Buoyancy‐driven flow of a viscous incompressible fluid in an open‐ended rectangular cavity with permeable horizontal surfaces

The purpose of this paper is to consider the unsteady natural convection flow of a viscous incompressible fluid, which is induced by differential heating on the solid vertical boundary of an open‐ended rectangular cavity with the two horizontal surfaces which are permeable and maintained at the temperature of ambient fluid. Attention is focused on how the flow and heat transfer is affected by variations of the buoyancy force, as well as by the permeability of the surfaces.

An upwind finite‐difference method in conjunction with a successive over‐relaxation iteration technique is used to solve the governing boundary layer equations. To do this, the first and second derivatives were approximated by central differences and were used in the vorticity, energy and Poisson equations. To preserve the conservative property, the finite‐difference forms of the vorticity and energy equations were written in conservative form for the convective terms.

Local rate of heat transfer from the heated surface increases owing to an increase in the value of Ra. In the region near the bottom surface, the heat transfer from the left vertical surface decreases, but that increases in the region near the upper surface. Due to blowing of fluid through the permeable surfaces, the rate of heat transfer is higher than the situation where fluid is being withdrawn. This difference was found to be higher in the case of larger value of Ra.

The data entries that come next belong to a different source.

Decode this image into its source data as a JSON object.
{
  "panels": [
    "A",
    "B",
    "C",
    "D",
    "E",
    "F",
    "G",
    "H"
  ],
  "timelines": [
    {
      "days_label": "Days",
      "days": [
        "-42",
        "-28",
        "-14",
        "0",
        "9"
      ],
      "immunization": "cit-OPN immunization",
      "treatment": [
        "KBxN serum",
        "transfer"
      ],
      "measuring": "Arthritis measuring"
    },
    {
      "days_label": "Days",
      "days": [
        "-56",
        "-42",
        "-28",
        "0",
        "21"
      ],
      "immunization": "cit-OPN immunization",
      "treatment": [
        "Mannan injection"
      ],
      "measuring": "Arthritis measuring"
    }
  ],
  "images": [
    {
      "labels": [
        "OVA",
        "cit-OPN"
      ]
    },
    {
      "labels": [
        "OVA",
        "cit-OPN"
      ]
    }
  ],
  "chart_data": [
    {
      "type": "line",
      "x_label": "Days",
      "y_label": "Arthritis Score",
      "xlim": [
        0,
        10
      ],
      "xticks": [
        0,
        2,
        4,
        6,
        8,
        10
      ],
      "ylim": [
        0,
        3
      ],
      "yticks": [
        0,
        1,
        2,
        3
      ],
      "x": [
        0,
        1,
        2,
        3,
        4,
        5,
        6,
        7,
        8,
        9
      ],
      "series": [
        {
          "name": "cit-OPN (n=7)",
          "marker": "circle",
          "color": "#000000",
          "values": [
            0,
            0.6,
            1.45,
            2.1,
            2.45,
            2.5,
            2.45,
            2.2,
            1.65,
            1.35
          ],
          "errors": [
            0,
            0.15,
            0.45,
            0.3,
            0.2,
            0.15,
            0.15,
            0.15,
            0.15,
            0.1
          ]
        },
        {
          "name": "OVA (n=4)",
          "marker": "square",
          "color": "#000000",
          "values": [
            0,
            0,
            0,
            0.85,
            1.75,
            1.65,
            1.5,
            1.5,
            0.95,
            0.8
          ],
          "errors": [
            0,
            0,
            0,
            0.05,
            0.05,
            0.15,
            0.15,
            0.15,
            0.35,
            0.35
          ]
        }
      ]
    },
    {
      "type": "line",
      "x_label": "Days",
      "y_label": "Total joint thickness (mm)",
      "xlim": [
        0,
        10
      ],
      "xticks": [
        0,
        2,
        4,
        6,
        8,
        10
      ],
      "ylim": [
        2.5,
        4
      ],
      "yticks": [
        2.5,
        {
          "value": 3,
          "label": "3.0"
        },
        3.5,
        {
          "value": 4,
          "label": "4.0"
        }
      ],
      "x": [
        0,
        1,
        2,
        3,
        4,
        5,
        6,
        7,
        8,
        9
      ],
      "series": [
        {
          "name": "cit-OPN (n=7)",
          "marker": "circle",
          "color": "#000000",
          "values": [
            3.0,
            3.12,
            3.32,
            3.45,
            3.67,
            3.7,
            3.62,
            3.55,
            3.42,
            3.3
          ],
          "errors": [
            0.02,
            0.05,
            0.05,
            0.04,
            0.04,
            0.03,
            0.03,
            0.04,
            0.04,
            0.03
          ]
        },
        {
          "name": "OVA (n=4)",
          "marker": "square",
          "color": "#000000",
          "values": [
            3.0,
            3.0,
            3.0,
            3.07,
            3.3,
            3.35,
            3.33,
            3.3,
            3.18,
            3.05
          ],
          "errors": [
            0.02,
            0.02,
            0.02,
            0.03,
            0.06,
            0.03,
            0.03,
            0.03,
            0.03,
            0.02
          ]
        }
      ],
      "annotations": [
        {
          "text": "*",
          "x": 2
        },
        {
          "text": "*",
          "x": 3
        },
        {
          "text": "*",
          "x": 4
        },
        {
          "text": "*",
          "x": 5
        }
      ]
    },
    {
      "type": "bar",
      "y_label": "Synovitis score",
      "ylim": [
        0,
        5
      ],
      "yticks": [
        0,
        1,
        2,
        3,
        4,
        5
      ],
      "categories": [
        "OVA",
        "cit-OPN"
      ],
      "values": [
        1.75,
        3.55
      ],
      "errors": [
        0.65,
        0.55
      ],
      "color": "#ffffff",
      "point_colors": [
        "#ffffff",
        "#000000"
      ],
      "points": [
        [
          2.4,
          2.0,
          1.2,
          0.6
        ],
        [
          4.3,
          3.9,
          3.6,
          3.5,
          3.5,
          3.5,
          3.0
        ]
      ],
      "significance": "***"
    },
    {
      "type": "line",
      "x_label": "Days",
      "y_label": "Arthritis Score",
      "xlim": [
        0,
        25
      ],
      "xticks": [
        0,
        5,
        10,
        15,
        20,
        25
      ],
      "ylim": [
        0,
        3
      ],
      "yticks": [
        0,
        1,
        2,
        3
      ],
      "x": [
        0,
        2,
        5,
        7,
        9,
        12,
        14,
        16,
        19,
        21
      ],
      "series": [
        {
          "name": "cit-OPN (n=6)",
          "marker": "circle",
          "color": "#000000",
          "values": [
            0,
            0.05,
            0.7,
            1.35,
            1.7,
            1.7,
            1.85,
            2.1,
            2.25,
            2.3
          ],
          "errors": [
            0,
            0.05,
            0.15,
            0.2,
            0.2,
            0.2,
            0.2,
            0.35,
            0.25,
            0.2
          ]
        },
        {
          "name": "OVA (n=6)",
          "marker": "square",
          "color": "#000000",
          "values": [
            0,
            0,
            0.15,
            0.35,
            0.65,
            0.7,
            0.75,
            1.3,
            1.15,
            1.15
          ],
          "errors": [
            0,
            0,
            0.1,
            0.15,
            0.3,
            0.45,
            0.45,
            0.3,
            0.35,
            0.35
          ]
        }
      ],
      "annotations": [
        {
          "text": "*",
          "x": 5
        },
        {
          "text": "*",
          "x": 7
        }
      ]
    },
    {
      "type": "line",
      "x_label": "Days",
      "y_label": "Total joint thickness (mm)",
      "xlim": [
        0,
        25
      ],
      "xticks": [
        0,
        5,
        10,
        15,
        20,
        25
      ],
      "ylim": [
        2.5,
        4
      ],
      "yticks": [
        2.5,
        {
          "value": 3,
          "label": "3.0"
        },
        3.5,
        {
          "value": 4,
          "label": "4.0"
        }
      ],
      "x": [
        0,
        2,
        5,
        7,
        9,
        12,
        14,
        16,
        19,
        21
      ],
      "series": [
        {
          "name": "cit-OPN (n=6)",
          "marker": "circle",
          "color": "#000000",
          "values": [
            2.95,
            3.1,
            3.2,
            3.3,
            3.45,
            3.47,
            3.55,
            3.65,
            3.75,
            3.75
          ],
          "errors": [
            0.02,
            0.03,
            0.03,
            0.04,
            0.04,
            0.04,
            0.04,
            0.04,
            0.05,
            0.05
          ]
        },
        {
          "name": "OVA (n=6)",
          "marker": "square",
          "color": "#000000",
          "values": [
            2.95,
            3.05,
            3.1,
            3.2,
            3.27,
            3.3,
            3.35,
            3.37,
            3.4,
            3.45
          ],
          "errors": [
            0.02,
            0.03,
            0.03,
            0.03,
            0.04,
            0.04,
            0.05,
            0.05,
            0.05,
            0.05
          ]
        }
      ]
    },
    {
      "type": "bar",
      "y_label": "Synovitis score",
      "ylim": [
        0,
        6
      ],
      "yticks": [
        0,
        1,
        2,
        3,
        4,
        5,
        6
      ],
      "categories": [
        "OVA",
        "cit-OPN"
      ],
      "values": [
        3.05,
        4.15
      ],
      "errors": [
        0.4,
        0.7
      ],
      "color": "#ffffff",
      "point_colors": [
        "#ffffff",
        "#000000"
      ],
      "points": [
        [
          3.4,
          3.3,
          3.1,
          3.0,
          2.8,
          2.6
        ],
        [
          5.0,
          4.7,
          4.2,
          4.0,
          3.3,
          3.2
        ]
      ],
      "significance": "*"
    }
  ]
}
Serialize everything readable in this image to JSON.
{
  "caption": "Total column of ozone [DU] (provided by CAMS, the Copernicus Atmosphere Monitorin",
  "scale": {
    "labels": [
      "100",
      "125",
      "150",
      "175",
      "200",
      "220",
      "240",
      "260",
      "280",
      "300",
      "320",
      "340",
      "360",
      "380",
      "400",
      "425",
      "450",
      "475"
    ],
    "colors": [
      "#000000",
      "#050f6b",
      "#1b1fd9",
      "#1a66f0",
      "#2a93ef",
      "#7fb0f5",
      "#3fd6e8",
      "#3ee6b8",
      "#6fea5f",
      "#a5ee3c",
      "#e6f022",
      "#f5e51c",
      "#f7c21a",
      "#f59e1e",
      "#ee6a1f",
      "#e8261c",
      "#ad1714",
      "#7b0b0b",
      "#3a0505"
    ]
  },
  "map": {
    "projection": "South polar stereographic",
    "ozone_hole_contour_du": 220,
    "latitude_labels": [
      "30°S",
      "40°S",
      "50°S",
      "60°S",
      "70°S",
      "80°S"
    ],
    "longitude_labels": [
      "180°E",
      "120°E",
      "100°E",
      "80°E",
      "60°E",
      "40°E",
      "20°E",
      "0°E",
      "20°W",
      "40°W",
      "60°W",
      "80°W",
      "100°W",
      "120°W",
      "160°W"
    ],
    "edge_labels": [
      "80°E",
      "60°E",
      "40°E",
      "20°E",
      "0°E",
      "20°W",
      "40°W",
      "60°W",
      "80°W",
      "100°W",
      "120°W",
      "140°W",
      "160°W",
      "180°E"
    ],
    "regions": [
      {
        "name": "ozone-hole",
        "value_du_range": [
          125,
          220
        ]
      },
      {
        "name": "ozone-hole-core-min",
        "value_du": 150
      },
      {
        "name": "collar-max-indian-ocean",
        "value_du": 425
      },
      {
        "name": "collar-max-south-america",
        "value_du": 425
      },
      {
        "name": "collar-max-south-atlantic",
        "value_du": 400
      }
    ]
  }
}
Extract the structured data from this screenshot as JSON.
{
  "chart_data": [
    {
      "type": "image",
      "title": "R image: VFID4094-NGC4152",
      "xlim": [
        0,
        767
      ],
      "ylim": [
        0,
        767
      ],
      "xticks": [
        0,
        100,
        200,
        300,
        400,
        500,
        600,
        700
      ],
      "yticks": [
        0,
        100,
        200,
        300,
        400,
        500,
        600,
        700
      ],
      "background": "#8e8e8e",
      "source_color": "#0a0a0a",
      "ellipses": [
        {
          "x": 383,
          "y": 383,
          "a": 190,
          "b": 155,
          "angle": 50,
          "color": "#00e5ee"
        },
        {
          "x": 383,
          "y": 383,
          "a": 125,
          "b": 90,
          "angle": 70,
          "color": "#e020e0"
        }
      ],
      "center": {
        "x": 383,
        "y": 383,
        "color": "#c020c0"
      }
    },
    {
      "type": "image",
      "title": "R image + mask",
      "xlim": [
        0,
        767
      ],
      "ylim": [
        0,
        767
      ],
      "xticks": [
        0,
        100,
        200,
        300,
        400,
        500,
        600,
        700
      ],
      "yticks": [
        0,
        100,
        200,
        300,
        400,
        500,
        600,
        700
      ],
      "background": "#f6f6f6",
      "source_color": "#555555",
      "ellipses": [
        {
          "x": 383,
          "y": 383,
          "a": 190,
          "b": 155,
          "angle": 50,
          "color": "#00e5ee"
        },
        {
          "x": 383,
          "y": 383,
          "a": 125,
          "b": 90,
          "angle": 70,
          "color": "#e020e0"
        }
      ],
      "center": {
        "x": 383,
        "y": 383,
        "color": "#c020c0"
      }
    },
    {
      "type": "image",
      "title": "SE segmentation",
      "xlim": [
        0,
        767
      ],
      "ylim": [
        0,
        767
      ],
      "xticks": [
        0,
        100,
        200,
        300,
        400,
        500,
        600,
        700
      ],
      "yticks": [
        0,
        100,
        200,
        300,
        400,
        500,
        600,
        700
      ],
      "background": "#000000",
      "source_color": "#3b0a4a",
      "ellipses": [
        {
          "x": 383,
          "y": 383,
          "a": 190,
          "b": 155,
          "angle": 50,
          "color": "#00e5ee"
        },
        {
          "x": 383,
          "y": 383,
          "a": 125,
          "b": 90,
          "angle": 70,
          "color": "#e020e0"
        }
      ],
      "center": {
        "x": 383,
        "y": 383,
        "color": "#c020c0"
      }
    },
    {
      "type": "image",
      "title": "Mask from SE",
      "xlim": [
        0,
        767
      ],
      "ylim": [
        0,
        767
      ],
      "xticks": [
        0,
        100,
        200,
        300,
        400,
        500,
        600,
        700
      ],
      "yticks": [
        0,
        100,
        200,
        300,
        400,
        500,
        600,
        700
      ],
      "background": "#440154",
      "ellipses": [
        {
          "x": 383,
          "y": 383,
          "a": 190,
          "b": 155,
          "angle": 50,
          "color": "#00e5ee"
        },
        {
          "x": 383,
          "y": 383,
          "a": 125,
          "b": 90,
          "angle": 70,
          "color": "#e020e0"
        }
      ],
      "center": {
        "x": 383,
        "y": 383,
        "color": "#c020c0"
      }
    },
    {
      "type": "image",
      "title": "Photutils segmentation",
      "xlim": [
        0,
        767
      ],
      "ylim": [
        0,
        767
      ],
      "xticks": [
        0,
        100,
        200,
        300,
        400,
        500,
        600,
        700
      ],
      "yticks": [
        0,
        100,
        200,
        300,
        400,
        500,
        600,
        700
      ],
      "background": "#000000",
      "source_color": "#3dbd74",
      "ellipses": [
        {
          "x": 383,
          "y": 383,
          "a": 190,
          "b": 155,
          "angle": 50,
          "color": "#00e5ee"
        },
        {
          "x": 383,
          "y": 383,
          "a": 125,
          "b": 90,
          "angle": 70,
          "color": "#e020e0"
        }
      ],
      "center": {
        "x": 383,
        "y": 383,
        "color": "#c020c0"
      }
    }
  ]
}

The analysis is valid for unsteady, two‐dimensional natural convection flow of a viscous fluid filled in an open‐ended rectangular enclosure. An extension to three‐dimensional flow case is left for future work.

The method is very useful to analyze solar receiver systems, fire research, electronic cooling, brake housing of an aircraft and many environmental geothermal processes.

The results of this study may be of some interest to engineers interested in heat transfer in ventilated rooms or enclosures.